Observations on the 2012 Election 10.3

Tonight is the first of three debates between Willard and President Obama as the Presidential election campaign enters its final phase. No matter what the talking heads on both sides say I have to wonder just how important this phase is. Early voting has already begun in seven states, the latest being the all important Ohio where it began yesterday. Still a committed political geek can't help but be excited if just for the debate's entertainment value. The entertainment started early when poor Willard couldn't even get his campaign through debate prep without messing up. It was leaked by his handlers that during debate prep Willard had been given a bag full of 'zingers' to use on the President. This is nothing new, unless they are literally talking about twinkies, but you aren't supposed to announce it ahead of time. It's supposed to at least seem like the candidate came up with them on his own.

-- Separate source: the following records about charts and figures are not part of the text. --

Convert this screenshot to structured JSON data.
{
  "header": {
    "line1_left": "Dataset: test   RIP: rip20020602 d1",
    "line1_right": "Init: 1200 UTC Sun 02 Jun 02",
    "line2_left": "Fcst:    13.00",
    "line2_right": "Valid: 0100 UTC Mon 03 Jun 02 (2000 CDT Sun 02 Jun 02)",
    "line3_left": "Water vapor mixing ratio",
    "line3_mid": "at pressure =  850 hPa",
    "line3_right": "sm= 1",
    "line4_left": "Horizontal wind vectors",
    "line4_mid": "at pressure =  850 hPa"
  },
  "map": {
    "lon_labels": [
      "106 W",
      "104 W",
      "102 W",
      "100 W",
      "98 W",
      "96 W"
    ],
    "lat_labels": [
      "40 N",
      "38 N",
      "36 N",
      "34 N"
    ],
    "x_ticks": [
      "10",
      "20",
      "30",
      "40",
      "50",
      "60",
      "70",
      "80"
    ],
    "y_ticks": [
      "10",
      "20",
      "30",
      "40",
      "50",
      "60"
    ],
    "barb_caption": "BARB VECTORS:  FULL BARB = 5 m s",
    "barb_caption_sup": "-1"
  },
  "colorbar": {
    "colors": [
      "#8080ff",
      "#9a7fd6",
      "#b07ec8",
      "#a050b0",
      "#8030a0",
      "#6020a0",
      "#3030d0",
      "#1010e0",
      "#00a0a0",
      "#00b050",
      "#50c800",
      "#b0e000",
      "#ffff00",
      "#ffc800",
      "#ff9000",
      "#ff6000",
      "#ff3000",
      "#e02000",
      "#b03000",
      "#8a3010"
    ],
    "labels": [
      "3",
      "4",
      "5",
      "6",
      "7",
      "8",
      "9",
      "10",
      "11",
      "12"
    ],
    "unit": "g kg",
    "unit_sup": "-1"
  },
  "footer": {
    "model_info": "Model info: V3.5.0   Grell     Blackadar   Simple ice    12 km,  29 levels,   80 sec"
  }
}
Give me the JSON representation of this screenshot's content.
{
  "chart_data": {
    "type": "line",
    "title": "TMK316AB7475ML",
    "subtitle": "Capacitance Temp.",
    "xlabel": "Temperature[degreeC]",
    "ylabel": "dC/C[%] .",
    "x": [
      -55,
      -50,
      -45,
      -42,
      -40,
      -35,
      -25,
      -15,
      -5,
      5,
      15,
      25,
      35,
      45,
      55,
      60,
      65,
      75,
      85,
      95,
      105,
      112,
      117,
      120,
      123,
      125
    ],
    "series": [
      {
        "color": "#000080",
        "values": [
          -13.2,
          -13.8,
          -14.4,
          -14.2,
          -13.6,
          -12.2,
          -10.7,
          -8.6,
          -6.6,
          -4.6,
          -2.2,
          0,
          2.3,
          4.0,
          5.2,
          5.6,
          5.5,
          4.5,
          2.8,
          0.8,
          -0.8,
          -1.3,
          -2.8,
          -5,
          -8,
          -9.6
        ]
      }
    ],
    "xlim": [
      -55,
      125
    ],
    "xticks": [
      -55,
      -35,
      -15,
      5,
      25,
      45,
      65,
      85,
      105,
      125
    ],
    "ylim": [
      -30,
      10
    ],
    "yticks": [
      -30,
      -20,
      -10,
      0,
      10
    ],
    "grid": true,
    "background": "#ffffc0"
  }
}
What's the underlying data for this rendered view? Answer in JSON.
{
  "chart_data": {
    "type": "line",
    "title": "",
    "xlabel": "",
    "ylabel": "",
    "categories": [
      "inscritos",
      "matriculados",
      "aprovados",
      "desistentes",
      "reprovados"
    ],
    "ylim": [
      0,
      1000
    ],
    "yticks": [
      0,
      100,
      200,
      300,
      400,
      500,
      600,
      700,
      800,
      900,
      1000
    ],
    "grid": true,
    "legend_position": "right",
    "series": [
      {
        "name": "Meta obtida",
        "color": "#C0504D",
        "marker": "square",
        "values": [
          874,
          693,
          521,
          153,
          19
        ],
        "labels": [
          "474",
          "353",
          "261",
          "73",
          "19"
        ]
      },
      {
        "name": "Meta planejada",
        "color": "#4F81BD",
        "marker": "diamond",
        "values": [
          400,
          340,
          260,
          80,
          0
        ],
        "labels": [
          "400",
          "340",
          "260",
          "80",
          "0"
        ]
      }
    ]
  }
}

Something sure to be debated after the election is the effect that the billions of dollars poured into the campaigns by corporations had. This is the first Presidential election since the United States Supreme Court's decision in the Citizens United v. Federal Election Commission case in 2010. The Court, in a 5-4 decision, said that the First Amendment prohibited the government from restricting independent political expenditures by corporations or, as Willard himself put it, corporations are people my friend. It just doesn't seem to be having the effect the Repubes and wingnuts wanted but it still needs to be overturned, something that should be high on any list of possible legislation for an Obama second term.

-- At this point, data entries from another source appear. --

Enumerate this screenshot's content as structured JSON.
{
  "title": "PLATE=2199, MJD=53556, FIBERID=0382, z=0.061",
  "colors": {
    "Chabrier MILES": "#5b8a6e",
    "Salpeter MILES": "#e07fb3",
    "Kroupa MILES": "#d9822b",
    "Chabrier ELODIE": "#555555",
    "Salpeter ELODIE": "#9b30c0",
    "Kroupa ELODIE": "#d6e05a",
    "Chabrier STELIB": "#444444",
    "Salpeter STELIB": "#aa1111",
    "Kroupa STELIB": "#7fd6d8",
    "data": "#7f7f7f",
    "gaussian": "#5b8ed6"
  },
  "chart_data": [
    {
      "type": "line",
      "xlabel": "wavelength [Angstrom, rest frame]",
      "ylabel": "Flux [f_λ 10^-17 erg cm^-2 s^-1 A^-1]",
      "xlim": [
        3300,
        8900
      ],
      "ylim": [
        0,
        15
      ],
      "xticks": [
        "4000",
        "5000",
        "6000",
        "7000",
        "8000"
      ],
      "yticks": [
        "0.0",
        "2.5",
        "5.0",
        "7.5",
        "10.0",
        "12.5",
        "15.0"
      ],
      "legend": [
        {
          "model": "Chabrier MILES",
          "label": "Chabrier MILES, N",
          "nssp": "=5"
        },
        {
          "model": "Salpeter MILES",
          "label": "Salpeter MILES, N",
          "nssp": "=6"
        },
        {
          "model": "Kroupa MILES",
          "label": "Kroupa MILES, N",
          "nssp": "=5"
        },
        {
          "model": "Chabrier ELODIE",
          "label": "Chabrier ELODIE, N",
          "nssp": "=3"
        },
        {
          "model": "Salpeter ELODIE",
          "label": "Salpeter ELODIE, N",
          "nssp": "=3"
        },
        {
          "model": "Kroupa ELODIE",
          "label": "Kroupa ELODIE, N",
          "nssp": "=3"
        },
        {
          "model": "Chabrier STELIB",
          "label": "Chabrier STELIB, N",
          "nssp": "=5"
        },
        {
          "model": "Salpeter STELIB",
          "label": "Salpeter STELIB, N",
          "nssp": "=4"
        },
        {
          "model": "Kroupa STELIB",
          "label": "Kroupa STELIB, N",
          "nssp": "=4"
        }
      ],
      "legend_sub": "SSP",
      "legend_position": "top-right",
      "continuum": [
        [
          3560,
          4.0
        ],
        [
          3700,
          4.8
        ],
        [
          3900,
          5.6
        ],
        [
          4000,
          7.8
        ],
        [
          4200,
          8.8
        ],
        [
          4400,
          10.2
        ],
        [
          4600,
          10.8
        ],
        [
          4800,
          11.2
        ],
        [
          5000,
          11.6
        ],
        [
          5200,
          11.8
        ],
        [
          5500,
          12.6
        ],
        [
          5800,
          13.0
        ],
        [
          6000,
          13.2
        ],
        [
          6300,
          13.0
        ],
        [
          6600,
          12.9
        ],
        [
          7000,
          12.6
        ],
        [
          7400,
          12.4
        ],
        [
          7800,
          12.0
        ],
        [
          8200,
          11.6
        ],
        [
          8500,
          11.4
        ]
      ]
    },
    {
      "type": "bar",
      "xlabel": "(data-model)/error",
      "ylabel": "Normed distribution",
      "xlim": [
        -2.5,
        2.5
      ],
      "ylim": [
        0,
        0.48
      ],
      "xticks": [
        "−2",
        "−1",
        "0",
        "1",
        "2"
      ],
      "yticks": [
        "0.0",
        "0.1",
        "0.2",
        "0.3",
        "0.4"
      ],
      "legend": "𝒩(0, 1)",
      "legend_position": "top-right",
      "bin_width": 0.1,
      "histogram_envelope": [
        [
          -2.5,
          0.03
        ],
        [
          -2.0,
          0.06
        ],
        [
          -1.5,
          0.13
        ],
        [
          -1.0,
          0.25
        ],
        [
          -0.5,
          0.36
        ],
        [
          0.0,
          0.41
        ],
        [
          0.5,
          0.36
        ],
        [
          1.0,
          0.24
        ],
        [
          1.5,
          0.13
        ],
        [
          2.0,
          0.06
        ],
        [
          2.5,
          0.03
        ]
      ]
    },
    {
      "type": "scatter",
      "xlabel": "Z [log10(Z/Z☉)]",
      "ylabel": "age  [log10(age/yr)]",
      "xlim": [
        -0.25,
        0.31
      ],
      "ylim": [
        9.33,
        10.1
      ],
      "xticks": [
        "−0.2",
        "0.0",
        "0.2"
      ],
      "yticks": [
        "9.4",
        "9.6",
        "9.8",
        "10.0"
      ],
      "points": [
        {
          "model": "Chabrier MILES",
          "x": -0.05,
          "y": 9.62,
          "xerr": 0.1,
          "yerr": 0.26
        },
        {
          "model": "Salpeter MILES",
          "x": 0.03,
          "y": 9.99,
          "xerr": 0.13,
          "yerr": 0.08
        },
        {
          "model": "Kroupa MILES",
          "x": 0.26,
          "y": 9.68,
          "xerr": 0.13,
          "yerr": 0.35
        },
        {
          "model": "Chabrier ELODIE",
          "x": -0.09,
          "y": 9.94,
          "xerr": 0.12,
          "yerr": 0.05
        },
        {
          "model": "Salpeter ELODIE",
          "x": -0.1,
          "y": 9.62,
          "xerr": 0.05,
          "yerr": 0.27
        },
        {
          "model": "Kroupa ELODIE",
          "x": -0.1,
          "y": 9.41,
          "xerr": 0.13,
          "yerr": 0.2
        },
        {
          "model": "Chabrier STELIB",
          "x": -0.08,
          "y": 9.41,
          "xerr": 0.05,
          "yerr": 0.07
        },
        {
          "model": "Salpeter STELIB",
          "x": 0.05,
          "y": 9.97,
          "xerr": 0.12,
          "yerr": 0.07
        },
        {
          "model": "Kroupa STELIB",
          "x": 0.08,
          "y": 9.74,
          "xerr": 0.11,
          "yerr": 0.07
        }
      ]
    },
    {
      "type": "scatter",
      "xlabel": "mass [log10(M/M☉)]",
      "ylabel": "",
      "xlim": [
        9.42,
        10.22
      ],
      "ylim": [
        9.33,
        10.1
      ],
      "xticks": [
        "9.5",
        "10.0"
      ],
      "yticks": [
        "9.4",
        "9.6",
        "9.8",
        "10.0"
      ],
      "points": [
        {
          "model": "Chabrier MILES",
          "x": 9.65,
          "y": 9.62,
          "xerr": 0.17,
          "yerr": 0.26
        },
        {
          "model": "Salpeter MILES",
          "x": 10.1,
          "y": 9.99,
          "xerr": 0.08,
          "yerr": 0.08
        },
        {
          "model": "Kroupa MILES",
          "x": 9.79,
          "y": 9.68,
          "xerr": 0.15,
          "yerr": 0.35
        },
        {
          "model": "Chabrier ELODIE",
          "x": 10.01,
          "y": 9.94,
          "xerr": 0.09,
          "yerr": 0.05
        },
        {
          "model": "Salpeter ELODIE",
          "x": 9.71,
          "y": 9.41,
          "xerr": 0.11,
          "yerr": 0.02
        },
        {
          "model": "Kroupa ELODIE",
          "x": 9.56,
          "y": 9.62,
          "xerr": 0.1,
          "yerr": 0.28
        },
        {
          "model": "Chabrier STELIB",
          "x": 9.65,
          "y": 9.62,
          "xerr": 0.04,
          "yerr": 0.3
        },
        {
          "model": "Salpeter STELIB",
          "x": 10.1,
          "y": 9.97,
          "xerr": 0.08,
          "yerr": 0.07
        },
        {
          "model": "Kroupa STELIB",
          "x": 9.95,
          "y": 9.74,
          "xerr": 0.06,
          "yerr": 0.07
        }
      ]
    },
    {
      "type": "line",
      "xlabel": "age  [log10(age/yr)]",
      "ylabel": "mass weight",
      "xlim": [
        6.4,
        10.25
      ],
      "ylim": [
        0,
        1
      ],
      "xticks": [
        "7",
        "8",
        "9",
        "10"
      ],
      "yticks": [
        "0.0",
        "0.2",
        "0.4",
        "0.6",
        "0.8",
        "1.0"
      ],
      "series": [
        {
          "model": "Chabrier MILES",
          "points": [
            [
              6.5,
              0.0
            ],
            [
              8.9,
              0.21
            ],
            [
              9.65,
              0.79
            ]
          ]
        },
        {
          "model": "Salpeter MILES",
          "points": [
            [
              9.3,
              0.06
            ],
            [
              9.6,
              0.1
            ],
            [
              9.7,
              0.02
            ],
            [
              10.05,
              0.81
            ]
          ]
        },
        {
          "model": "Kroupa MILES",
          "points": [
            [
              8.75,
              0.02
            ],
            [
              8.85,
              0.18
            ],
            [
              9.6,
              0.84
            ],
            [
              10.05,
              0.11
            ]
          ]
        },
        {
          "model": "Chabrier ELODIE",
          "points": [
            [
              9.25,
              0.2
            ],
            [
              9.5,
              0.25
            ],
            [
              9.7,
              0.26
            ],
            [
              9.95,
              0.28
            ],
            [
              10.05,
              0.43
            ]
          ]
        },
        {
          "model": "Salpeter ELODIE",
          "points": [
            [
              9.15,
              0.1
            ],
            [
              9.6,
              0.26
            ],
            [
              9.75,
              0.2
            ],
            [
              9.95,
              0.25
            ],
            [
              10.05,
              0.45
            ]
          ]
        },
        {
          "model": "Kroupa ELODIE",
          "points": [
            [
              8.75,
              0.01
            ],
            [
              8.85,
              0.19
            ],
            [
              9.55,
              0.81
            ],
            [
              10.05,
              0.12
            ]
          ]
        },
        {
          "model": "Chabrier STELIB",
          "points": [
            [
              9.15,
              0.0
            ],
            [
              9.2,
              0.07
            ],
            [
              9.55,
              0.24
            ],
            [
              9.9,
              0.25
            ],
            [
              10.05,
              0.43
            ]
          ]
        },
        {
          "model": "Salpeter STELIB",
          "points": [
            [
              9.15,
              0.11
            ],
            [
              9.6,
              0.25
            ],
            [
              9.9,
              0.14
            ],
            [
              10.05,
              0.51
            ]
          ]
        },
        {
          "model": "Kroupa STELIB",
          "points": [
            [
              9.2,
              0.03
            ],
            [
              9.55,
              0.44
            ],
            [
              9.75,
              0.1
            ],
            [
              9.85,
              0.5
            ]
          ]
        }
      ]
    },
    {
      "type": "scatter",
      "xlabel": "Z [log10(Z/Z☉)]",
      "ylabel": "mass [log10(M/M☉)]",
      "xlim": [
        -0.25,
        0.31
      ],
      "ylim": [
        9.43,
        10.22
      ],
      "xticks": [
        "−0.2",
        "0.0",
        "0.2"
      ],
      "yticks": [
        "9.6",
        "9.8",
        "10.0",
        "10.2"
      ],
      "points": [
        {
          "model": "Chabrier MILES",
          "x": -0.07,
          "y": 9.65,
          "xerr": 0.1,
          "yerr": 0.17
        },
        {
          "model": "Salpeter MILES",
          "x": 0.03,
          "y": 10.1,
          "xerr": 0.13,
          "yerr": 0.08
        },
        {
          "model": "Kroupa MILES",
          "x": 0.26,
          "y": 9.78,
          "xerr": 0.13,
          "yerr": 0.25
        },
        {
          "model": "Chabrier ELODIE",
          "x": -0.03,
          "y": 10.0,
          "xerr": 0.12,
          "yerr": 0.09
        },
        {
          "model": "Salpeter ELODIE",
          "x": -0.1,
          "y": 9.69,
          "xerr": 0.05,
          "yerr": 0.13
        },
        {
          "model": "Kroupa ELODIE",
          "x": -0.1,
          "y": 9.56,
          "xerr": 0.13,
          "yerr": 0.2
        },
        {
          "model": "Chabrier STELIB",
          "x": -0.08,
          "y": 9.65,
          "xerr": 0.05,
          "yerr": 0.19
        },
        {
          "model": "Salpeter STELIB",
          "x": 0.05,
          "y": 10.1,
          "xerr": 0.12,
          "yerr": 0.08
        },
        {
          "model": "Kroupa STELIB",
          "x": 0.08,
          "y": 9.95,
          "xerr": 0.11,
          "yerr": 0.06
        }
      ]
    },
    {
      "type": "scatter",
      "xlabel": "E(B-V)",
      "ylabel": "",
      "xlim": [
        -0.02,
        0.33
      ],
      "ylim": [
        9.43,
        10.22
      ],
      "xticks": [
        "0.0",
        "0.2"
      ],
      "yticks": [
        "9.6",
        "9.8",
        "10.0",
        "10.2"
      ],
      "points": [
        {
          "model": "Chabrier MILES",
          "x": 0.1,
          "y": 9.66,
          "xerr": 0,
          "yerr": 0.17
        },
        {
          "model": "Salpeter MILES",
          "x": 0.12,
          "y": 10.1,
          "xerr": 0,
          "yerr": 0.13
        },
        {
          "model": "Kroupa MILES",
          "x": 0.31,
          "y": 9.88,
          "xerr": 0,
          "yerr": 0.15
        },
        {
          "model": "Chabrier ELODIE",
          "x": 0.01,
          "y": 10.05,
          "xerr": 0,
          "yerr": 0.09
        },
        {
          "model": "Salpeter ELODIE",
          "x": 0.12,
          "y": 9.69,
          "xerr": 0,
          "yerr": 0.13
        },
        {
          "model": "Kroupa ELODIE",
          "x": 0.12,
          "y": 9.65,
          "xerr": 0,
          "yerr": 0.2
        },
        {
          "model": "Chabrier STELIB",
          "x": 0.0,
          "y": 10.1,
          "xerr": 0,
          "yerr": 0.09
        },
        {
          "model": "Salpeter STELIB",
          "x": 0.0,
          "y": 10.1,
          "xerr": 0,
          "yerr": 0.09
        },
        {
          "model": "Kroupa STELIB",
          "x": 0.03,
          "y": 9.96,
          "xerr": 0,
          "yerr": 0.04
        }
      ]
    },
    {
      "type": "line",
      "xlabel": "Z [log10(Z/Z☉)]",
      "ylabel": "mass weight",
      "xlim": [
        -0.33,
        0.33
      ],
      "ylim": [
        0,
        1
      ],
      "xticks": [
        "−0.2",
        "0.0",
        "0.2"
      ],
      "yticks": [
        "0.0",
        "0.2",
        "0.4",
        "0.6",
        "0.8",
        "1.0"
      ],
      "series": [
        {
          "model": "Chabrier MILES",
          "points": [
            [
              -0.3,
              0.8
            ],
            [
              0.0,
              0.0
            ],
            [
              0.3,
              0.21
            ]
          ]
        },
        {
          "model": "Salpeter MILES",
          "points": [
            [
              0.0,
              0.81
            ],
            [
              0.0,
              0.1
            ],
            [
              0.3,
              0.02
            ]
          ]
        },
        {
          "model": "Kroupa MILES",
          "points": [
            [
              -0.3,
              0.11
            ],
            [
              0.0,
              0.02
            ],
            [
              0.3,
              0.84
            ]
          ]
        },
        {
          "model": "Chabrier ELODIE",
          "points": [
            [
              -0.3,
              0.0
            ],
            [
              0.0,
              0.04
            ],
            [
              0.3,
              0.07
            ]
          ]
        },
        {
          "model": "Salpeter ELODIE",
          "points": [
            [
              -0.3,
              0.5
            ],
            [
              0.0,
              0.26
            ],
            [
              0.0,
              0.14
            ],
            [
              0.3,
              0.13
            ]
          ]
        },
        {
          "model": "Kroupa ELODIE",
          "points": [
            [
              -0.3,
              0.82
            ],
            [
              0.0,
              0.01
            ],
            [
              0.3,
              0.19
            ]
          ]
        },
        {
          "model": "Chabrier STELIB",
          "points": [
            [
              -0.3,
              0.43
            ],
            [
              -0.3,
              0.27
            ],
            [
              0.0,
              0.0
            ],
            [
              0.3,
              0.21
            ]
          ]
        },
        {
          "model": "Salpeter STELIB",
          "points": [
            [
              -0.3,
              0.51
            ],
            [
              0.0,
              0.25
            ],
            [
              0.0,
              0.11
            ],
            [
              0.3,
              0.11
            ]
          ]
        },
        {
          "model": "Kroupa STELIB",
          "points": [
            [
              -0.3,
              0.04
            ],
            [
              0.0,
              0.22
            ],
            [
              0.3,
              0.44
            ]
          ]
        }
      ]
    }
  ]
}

The dissenting opinion was written by Justice John Stevens who showed how strongly he felt by actually reading a large part of it from the bench. Stevens than retired as the third longest serving justice in the history of the court. Below are a pair of excerpts from that opinion, if you are brave, bored, or just a total political fool like me you can read the complete opinion here.

"In the context of election to public office, the distinction between corporate and human speakers is significant. Although they make enormous contributions to our society, corporations are not actually members of it. They cannot vote or run for office. Because they may be managed and controlled by nonresidents, their interests may conflict in fundamental respects with the interests of eligible voters. The financial resources, legal structure, and instrumental orientation of corporations raise legitimate concerns about their role in the electoral process. Our lawmakers have a compelling constitutional basis, if not also a democratic duty, to take measures designed to guard against the potentially deleterious effects of corporate spending in local and national races....

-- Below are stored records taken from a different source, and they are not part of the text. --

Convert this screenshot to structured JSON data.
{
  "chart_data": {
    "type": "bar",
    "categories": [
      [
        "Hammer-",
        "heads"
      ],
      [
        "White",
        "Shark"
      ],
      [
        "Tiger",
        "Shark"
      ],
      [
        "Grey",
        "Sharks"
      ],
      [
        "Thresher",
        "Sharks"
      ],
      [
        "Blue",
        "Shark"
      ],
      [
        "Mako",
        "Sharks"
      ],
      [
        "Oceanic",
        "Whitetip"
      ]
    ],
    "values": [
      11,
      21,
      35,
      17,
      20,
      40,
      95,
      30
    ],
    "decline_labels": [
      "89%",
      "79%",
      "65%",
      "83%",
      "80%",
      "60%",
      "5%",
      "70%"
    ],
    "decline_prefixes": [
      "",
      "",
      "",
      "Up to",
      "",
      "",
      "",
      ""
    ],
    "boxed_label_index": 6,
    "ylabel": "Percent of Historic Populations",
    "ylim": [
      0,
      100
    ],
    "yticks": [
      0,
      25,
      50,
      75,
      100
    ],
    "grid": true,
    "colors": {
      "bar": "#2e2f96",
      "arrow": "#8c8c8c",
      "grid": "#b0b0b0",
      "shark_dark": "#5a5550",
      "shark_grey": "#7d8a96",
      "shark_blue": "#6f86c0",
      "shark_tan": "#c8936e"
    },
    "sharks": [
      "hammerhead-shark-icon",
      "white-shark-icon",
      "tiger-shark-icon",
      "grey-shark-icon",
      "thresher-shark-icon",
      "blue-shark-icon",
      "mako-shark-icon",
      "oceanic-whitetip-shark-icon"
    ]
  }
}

At bottom, the Court's opinion is thus a rejection of the common sense of the American people, who have recognized a need to prevent corporations from undermining self government since the founding, and who have fought against the distinctive corrupting potential of corporate electioneering since the days of Theodore Roosevelt. It is a strange time to repudiate that common sense. While American democracy is imperfect, few outside the majority of this Court would have thought its flaws included a dearth of corporate money in politics."

If you got this far thanks for reading and that concludes today's lesson. Don't forget, the circus begins tonight at 9 PM Eastern.